My dissertation focuses on improving the security of the cyber-physical infrastructure of power grids against remote insider attacks . Power systems include a control structure that is common to other CPSes, as shown in the figure below. In this structure, system administrators use a control network to collect measurements related to physical processes and to issue commands to perform control operations. In remote insider attacks, external attackers penetrate control networks, through which they use existing measurement collections to study operational state and prepare for attacks.

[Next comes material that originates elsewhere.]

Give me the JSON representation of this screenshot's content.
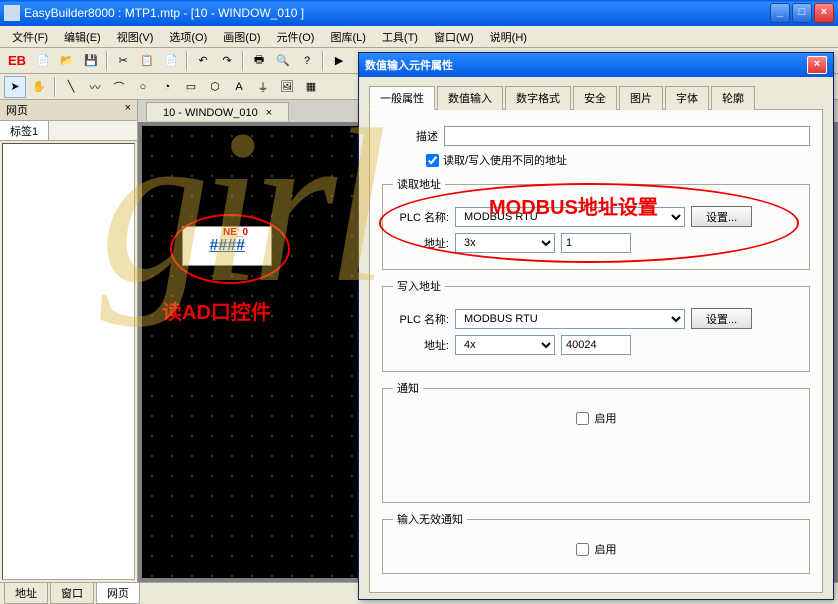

To execute attacks, attackers issue or modify commands that are crafted in legitimate formats. I proposed original designs to counter attacks at each stage of the attack's timeline.
Detection: Detect attacks' execution. I developed the first IDS that fully supports network protocols used in CPSes and extended the IDS with a newly designed power flow analysis algorithm.
Response: Remedy attacks' consequences. I designed a self-healing network infrastructure that, under the constraints of both cyber and physical infrastructures, simultaneously (i) reduces the overhead to reconnect compromised devices to networks and (ii) increases the service availability.
Preemption: Disrupt and mislead attacks' preparations. In this on-going work, I design a moving target defense (MTD) mechanism that (i) collects measurements from randomly selected devices instead of from all devices and (ii) obfuscates measurements from physical operations to provide misleading information based on which attackers design the malicious operations.